Baddeley, Rubak and Turner dedicate their book to Professor Brian D. Ripley, whose pioneering statistical methods and statistical computing for spatial point process data constitute a substantial and still highly relevant contribution to the analysis of spatial point patterns. Interest for point process statistics has exploded since Ripley’s work, leading to a wide range of related scientific questions, methods and statistical programming (see, e.g., Illian et al. 2008; Chiu et al. 2013). The authors successfully take up the difficult challenge to present to statistician and nonstatistician practitioners the methodology derived from spatial point process statistics through the use of the powerful open source software spatstat. The interplay between rich illustrative examples and the clear and rigorous presentation of mathematical methods make the reading of this long book (almost 800 pages) amazingly clear, easy and enjoyable.

The book makes it very accessible to learn how to analyze spatial point patterns and is written with a constant attention to practical needs and cautions in use. It is organized in four parts. The first part, ‘Basics’, introduces the R software, point pattern data and their handling with spatstat. If it states the goals of point patterns analyses (roughly describing the structure of the pattern in terms of intensity—interpreted as the rate of occurrence of the events, potentially spatially varying—and/or interpoint interaction—capturing stochastic dependence between events), it also advices on the relevance of the point process methods and the standard assumptions to the scientific context.

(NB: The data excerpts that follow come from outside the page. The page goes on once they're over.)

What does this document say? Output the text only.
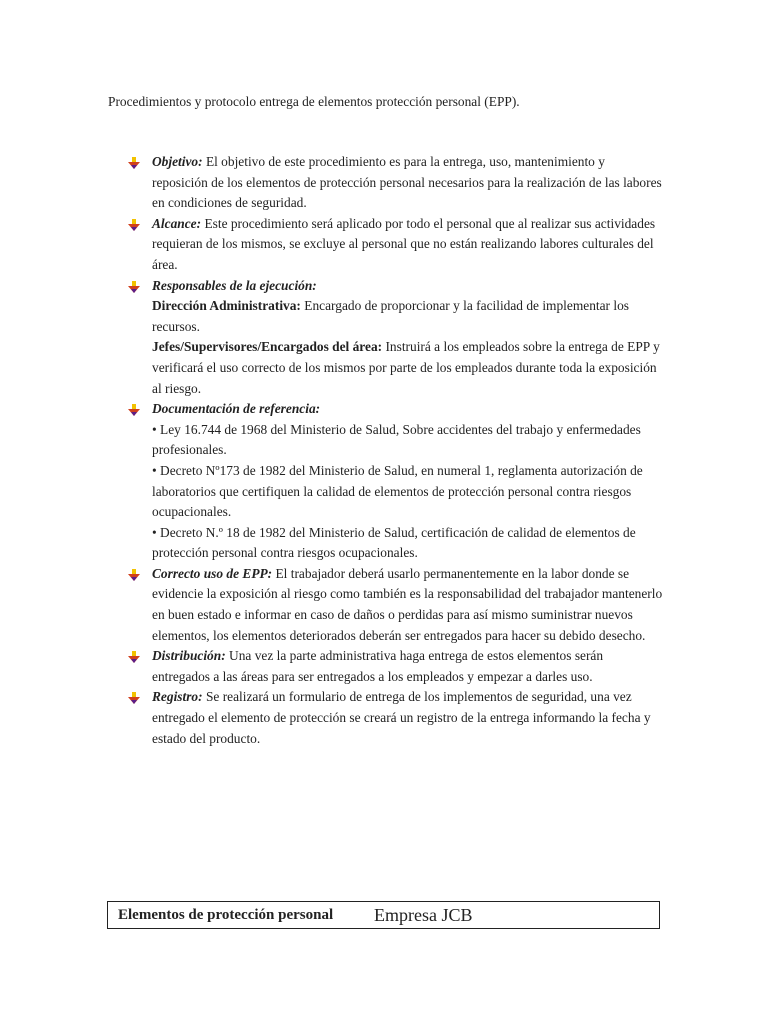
Procedimientos y protocolo entrega de elementos protección personal (EPP).
Objetivo: El objetivo de este procedimiento es para la entrega, uso, mantenimiento y reposición de los elementos de protección personal necesarios para la realización de las labores en condiciones de seguridad.
Alcance: Este procedimiento será aplicado por todo el personal que al realizar sus actividades requieran de los mismos, se excluye al personal que no están realizando labores culturales del área.
Responsables de la ejecución:
Dirección Administrativa: Encargado de proporcionar y la facilidad de implementar los recursos.
Jefes/Supervisores/Encargados del área: Instruirá a los empleados sobre la entrega de EPP y verificará el uso correcto de los mismos por parte de los empleados durante toda la exposición al riesgo.
Documentación de referencia:
• Ley 16.744 de 1968 del Ministerio de Salud, Sobre accidentes del trabajo y enfermedades profesionales.
• Decreto Nº173 de 1982 del Ministerio de Salud, en numeral 1, reglamenta autorización de laboratorios que certifiquen la calidad de elementos de protección personal contra riesgos ocupacionales.
• Decreto N.º 18 de 1982 del Ministerio de Salud, certificación de calidad de elementos de protección personal contra riesgos ocupacionales.
Correcto uso de EPP: El trabajador deberá usarlo permanentemente en la labor donde se evidencie la exposición al riesgo como también es la responsabilidad del trabajador mantenerlo en buen estado e informar en caso de daños o perdidas para así mismo suministrar nuevos elementos, los elementos deteriorados deberán ser entregados para hacer su debido desecho.
Distribución: Una vez la parte administrativa haga entrega de estos elementos serán entregados a las áreas para ser entregados a los empleados y empezar a darles uso.
Registro: Se realizará un formulario de entrega de los implementos de seguridad, una vez entregado el elemento de protección se creará un registro de la entrega informando la fecha y estado del producto.
Elementos de protección personal Empresa JCB
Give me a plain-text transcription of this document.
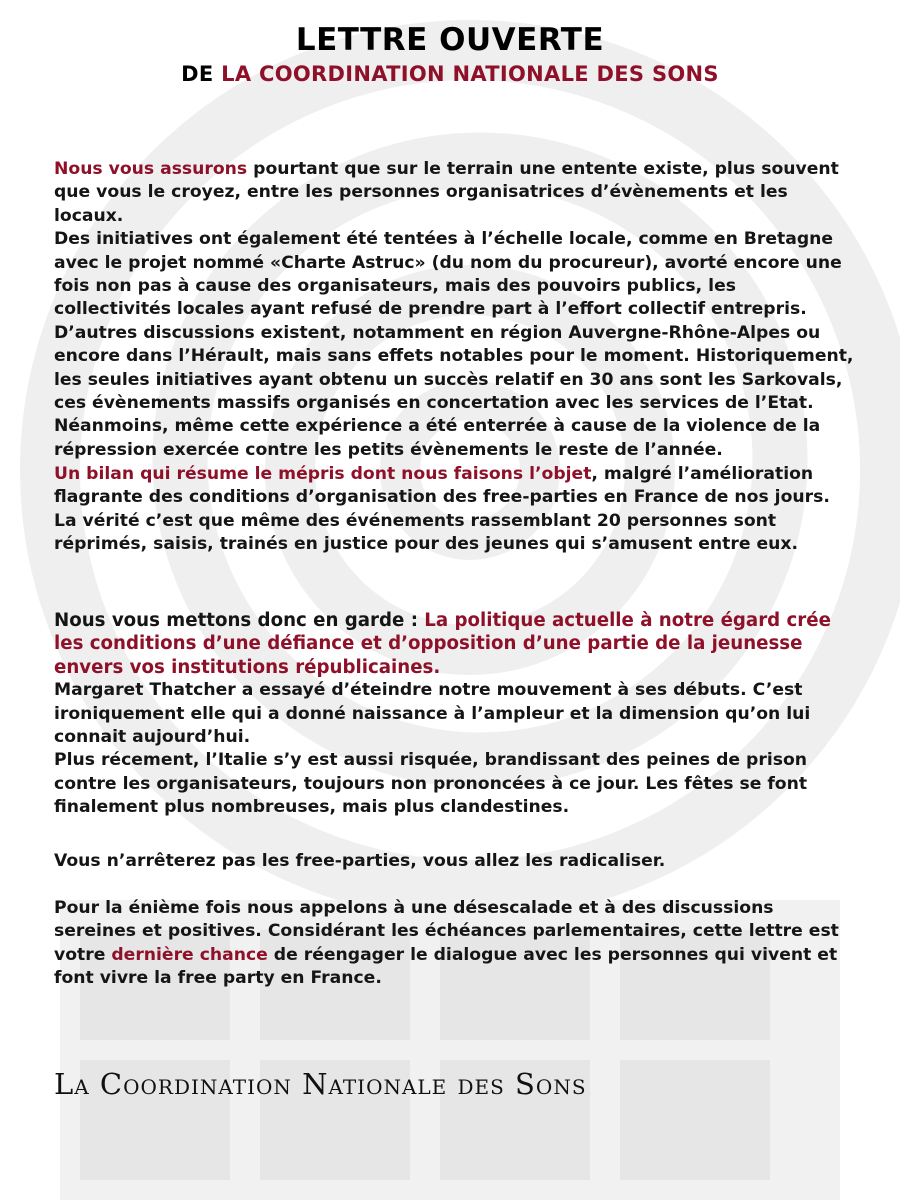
LETTRE OUVERTE
DE LA COORDINATION NATIONALE DES SONS

Nous vous assurons pourtant que sur le terrain une entente existe, plus souvent que vous le croyez, entre les personnes organisatrices d’évènements et les locaux.

Des initiatives ont également été tentées à l’échelle locale, comme en Bretagne avec le projet nommé «Charte Astruc» (du nom du procureur), avorté encore une fois non pas à cause des organisateurs, mais des pouvoirs publics, les collectivités locales ayant refusé de prendre part à l’effort collectif entrepris.

D’autres discussions existent, notamment en région Auvergne-Rhône-Alpes ou encore dans l’Hérault, mais sans effets notables pour le moment. Historiquement, les seules initiatives ayant obtenu un succès relatif en 30 ans sont les Sarkovals, ces évènements massifs organisés en concertation avec les services de l’Etat. Néanmoins, même cette expérience a été enterrée à cause de la violence de la répression exercée contre les petits évènements le reste de l’année.

Un bilan qui résume le mépris dont nous faisons l’objet, malgré l’amélioration flagrante des conditions d’organisation des free-parties en France de nos jours. La vérité c’est que même des événements rassemblant 20 personnes sont réprimés, saisis, trainés en justice pour des jeunes qui s’amusent entre eux.

Nous vous mettons donc en garde : La politique actuelle à notre égard crée les conditions d’une défiance et d’opposition d’une partie de la jeunesse envers vos institutions républicaines.

Margaret Thatcher a essayé d’éteindre notre mouvement à ses débuts. C’est ironiquement elle qui a donné naissance à l’ampleur et la dimension qu’on lui connait aujourd’hui.

Plus récement, l’Italie s’y est aussi risquée, brandissant des peines de prison contre les organisateurs, toujours non prononcées à ce jour. Les fêtes se font finalement plus nombreuses, mais plus clandestines.

Vous n’arrêterez pas les free-parties, vous allez les radicaliser.

Pour la énième fois nous appelons à une désescalade et à des discussions sereines et positives. Considérant les échéances parlementaires, cette lettre est votre dernière chance de réengager le dialogue avec les personnes qui vivent et font vivre la free party en France.

La Coordination Nationale des Sons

The second part concerns ‘Exploratory Data Analysis.’ It presents nonparametric tools to investigate the intensity and details classical summary statistics used to measure dependence between points, as Ripley’s K-function, the pair correlation function and the functionals based on spacings between points. Focus is put on the very popular K-function, both on its description and estimation and on the related caveats in its use and interpretation in specific contexts. This function, defined for a stationary point process, corresponds to the expected number of neighbors, up to a given distance, of a typical point of the point process. Its comparison to the one obtained under a null hypothesis like complete spatial randomness indicates if a typical point has more or less neighbors than would be expected, and thus may hint at clustering or regularity, respectively, with respect to the model under the null hypothesis. Attention is paid to its common misuses and misinterpretations when the process is not stationary, as the variation in intensity may then not necessarily be related to interpoint interaction. Modified K-functions are defined under less restrictive assumptions [second-order intensity reweighted stationarity or locally rescaled second-order stationarity developed in Baddeley et al. (2000) and Hahn and Vedel Jensen (2015), respectively] to take into account this inhomogeneity. Furthermore, Hahn and Vedel Jensen (2015) provide a general method to test the hypothesis that a point pattern can be assigned one of these type of second-order stationarity as presented at the end of the book.

The third and main part of the book considers ‘Statistical Inference.’ It describes the usual models of point processes (Poisson, cluster, Cox and Gibbs models), their inference and validation and presents how to conduct hypothesis testing. This part reveals the strength of spatstat, with various models (including multi-type point patterns) and sophisticated likelihood-based methods implemented for model fitting. About one hundred pages deal with Poisson point processes, where the authors cleverly connect this model to classical statistical methods: logistic regression and maximum entropy for model fitting and residual analysis for model validation. Hypothesis testing is an important step in data analysis, covering the detection of interpoint interaction, goodness of fit and model selection. Because in spatial statistics, the distribution of the test statistics under the null hypothesis is often unknown, Monte Carlo methods are of common use. The authors detail Monte Carlo tests in their general setting and their use for tests based on simulation envelopes. They thoroughly distinguish pointwise and global envelopes, detailing the multiple testing caveat of the former. Further caveats and alternative methods are presented in Mrkvi c̆ ka et al. (2016), as the rank envelope tests (Myllymäki 2016), which provides global graphical envelopes together with p values.

The fourth part presents the analysis of point patterns with ‘Additional Structure,’ as marked point patterns, replicated patterns and point patterns on a linear network. Many spatial point process data are snapshots of spatiotemporal point processes. When the evolutionary process is of scientific interest, the temporal information can be thought of as an additional structure of the spatial point process. If statistics and models for spatiotemporal point processes are not presented in a specific chapter, they can nevertheless be found in the ones related to marked point processes, as time can sometimes be treated as a mark. It is often more relevant to consider time as an additional dimension, fundamentally different of the spatial dimensions. Most of the summary functions and models presented in this book have been extended to the spatiotemporal setting (see González et al. 2016 for a review) and are implemented in the package stpp (Gabriel et al. 2013).

To sum up, I highly recommend this book. It is a wonderful achievement, with a good balance between the description of statistical methods and models and their handling in practice with spatstat. The numerous and relevant data sets used as examples make it easier to understand results, interpretations and caveats by any scientist dealing with spatial point process data. Among the things I like in this book are the FAQ sections ending each chapter. They definitely answer questions we met at least once as users, but were sometimes afraid to ask.